The above three annotation files should be one file each for the whole genome (or the whole processing data) , they will be split by RseqFlow automatically if necessary in the following processing.

All species with the above formats can be analyzed in the RseqFlow Pipeline.

 Reference

[1]Chen, Y., Souaiaia, T. and Chen, T. (2009) PerM: efficient mapping of short sequencing reads with periodic full sensitive spaced seeds, bioinformatics, 25, 2514-2521.

[2]Langmead B, Trapnell C, Pop M, Salzberg SL.(2009) Ultrafast and memory-efficient alignment of short DNA sequences to the human genome. Genome Biol 10:R25.

[3]Li H. and Durbin R. (2009) Fast and accurate short read alignment with Burrows-Wheeler Transform. Bioinformatics, 25:1754-60.

[4]Wang L, Wang S, Li W RSeQC: quality control of RNA-seq experiments Bioinformatics (2012) 28 (16): 2184-2185.

[5]Ying Wang, Gaurang Mehta, Rajiv Mayani, Tade Souaiaia, Yangho Chen, Andrew Clark, Lin Wan, Oleg V. Evgrafov, James A. Knowles, Ewa Deelman and Ting Chen, RseqFlow: workflows for RNA-Seq data analysis. Bioinformatics, 2011, 27 (18): 2598–2600.

[6]Simon Anders and Wolfgang Huber: Differential expression analysis for sequence count data Genome Biology (2010) 11:R106

[7]Wan L and Sun:CEDER: Accurate detection of differentially expressed genes by combining significance of exons using RNA-Seq,(2012), IEEE/ACM Transactions on Computational Biology and Bioinformatics, 9(5): 1281-1292.

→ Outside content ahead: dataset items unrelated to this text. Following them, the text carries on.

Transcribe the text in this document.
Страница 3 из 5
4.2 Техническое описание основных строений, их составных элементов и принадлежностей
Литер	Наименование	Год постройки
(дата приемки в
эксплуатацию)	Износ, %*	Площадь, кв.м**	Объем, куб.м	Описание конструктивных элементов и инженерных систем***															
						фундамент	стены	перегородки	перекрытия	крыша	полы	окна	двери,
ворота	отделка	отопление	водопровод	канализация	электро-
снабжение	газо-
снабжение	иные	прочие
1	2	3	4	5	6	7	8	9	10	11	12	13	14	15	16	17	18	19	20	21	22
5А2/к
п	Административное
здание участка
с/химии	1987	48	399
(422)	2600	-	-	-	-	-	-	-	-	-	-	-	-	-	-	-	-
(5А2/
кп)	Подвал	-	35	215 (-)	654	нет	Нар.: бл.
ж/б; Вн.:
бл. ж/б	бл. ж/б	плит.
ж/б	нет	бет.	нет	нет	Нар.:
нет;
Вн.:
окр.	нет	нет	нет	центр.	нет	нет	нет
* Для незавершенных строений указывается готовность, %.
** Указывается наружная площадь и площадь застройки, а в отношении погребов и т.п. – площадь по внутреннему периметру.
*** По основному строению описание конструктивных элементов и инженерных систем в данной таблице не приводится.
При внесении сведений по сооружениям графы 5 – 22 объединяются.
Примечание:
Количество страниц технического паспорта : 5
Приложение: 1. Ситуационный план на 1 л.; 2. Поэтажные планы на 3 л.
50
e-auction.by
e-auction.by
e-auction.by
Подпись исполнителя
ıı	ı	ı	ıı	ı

[8]Li, H., Handsaker, B., Wysoker, A., Fennell, T., Ruan, J., Homer, N., Marth, G., Abecasis, G., Durbin, R. and Subgroup, G.P.D.P. (2009) The Sequence alignment/map (SAM) format and SAMtools, Bioinformatics, 25, 2078-2079.

[9]Lukas Habegger, Andrea Sboner, etc.(2010). RSEQtools: A modular framework to analyze RNA-Seq data using compact, anonymized data summaries. Bioinformatics.